How does all of this play out for our current strategy on financial markets?  While the market will face some headwinds and uncertainty for the balance of 2012, we think that the major economies of the world are on a recovery path, which will support continued earnings growth.  Add to that the attractive overall level of valuations, the expectation that interest rates will remain low for the foreseeable future and the overall negative sentiment of the investing public, and we still build a case for higher stock prices over the next year.  The chart below shows how stocks in the U.S. have been out-performing bonds (indicated by a rising line for that ratio) over the past year despite the fall in bond yields to all-time lows.  Despite the recent softness in stock prices and worries about the election and global growth, stocks are attractively priced relative to bonds.

US: Stocks vs Bonds

Within our Balanced funds, we are carrying a stock weighting 20-25% above normal levels, with about half of that coming from reduced bond weights and half from lower cash levels in those portfolios.  In our Hedge Fund, we have a 70% weight in cyclical/resource based stock ETFs, 30% in the Gold commodity ETF, 20% in U.S. Financials and a short position in the Euro against the U.S. dollar (this has the same effect on the portfolio as holding Gold in Euro terms).

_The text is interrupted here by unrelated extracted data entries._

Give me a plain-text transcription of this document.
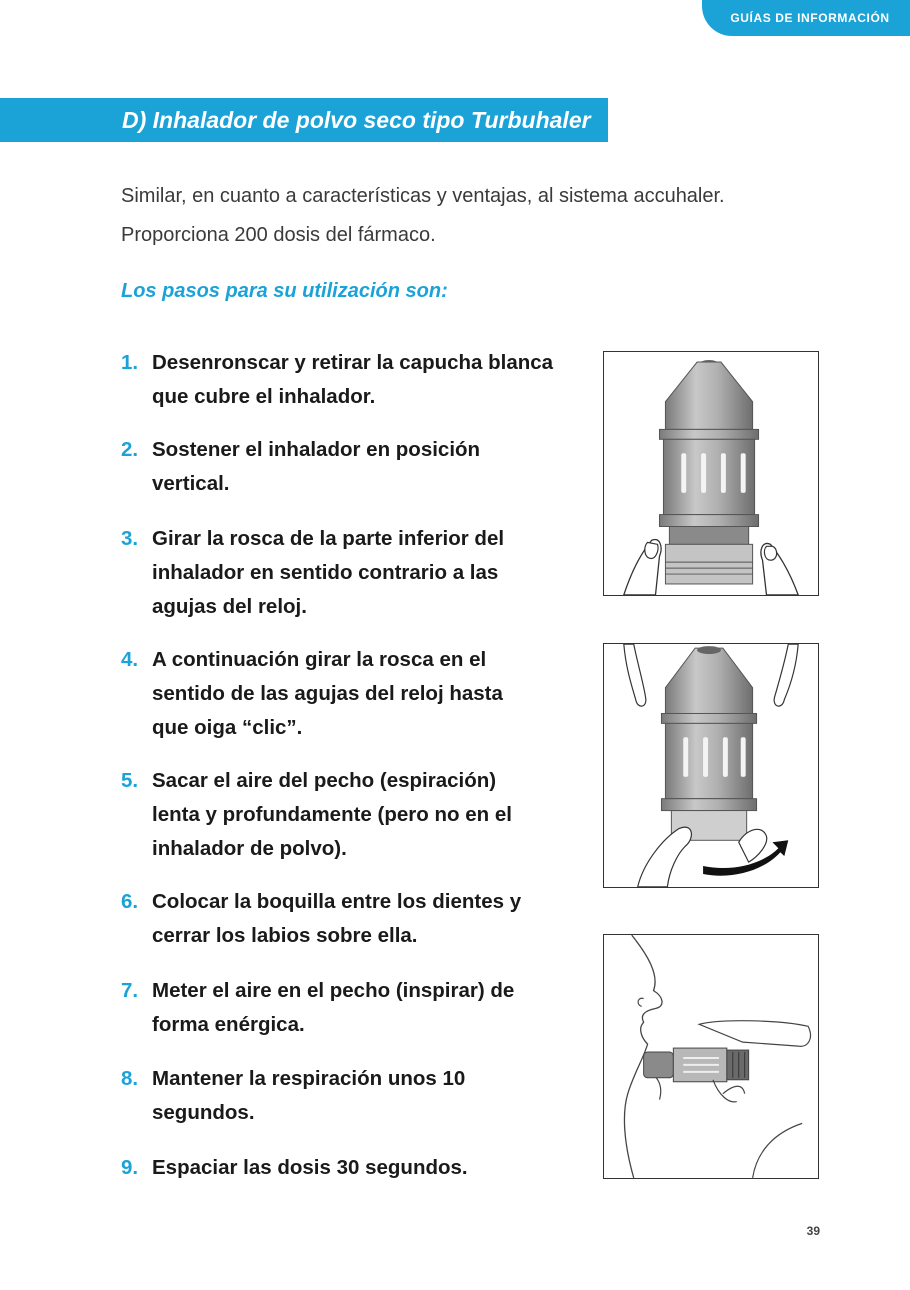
GUÍAS DE INFORMACIÓN
D) Inhalador de polvo seco tipo Turbuhaler

Similar, en cuanto a características y ventajas, al sistema accuhaler.

Proporciona 200 dosis del fármaco.

Los pasos para su utilización son:
1. Desenronscar y retirar la capucha blanca que cubre el inhalador.
2. Sostener el inhalador en posición vertical.
3. Girar la rosca de la parte inferior del inhalador en sentido contrario a las agujas del reloj.
4. A continuación girar la rosca en el sentido de las agujas del reloj hasta que oiga “clic”.
5. Sacar el aire del pecho (espiración) lenta y profundamente (pero no en el inhalador de polvo).
6. Colocar la boquilla entre los dientes y cerrar los labios sobre ella.
7. Meter el aire en el pecho (inspirar) de forma enérgica.
8. Mantener la respiración unos 10 segundos.
9. Espaciar las dosis 30 segundos.
39
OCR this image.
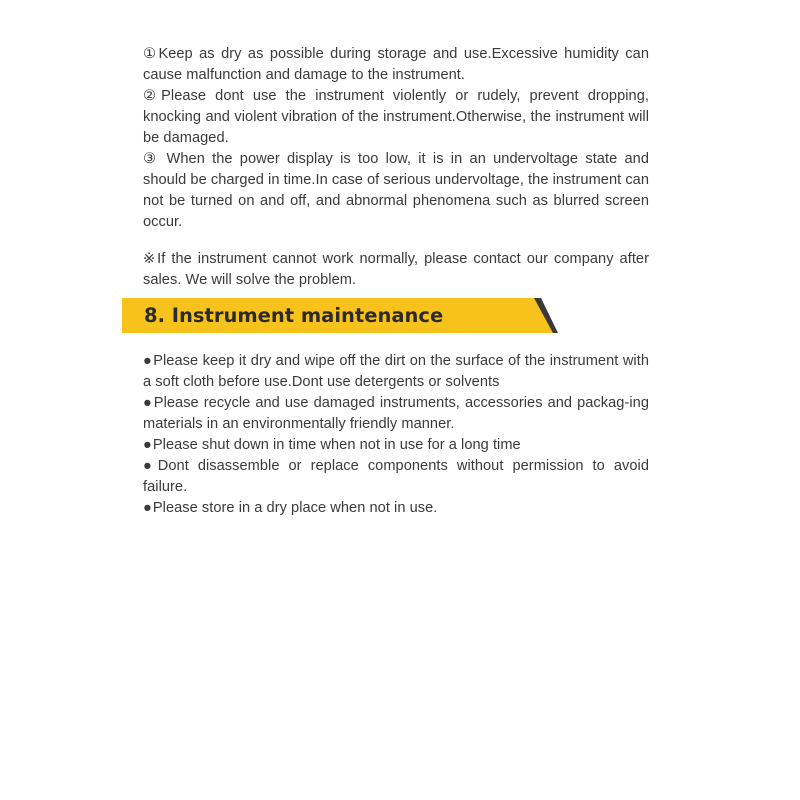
①Keep as dry as possible during storage and use.Excessive humidity can cause malfunction and damage to the instrument.

②Please dont use the instrument violently or rudely, prevent dropping, knocking and violent vibration of the instrument.Otherwise, the instrument will be damaged.

③ When the power display is too low, it is in an undervoltage state and should be charged in time.In case of serious undervoltage, the instrument can not be turned on and off, and abnormal phenomena such as blurred screen occur.

※If the instrument cannot work normally, please contact our company after sales. We will solve the problem.

8. Instrument maintenance

●Please keep it dry and wipe off the dirt on the surface of the instrument with a soft cloth before use.Dont use detergents or solvents

●Please recycle and use damaged instruments, accessories and packag-ing materials in an environmentally friendly manner.

●Please shut down in time when not in use for a long time

●Dont disassemble or replace components without permission to avoid failure.

●Please store in a dry place when not in use.
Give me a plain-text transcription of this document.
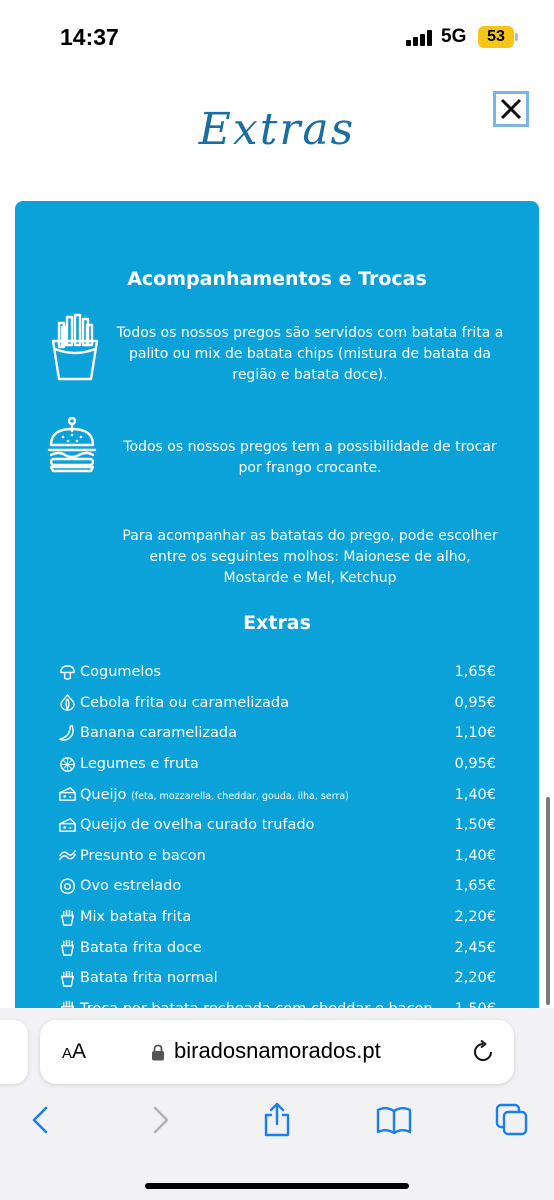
14:37	5G	53
Extras
Acompanhamentos e Trocas
Todos os nossos pregos são servidos com batata frita a palito ou mix de batata chips (mistura de batata da região e batata doce).
Todos os nossos pregos tem a possibilidade de trocar por frango crocante.
Para acompanhar as batatas do prego, pode escolher entre os seguintes molhos: Maionese de alho, Mostarde e Mel, Ketchup
Extras
Cogumelos	1,65€
Cebola frita ou caramelizada	0,95€
Banana caramelizada	1,10€
Legumes e fruta	0,95€
Queijo (feta, mozzarella, cheddar, gouda, ilha, serra)	1,40€
Queijo de ovelha curado trufado	1,50€
Presunto e bacon	1,40€
Ovo estrelado	1,65€
Mix batata frita	2,20€
Batata frita doce	2,45€
Batata frita normal	2,20€
AA	biradosnamorados.pt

Within our Equity funds, we have overweight position in the Energy sector, Basic Materials (primarily copper, coal and gold, but not agricultural), Technology and Industrials.  We are moving towards a market weight in the Financial sector, with an emphasis on U.S. banks and Canadian lifecos.  We remain substantially underweight in the key defensive sectors of the market, including utilities, telecom, consumer staples and health care.  While those sectors continue to grow, their valuations are well above historical levels and leave little room for upside in the stock prices.

While the investing world never leaves us without a long list of potential worries, the stock market is a ‘forward-looking’ market and we think that the bottom line is that the economic problems that resulted from the 2008 financial crisis are starting to recede.  One third of the global economy (the emerging markets) is on a long-term growth trajectory that will see ‘above-average’ economic growth levels for at least the next decade.  The problems in Europe will never really go away but Europe has not been the centre of growth for the global economy for a long time, and won’t be in the future.  We do think that we are seeing the worst of the European numbers right now and that region will begin to recover in 2013.  The U.S., on the other hand, has started to return to normal operating levels.  Employment continues to grow, consumers have reduced their debt levels somewhat and the housing market has clearly seen its lows.  Meanwhile, corporations are flush with cash and generating higher profit margins than any time in their history.  Stocks, in our view, are a bargain at current prices as they trade well below their intrinsic values and don’t reflect any potential for growth in the future.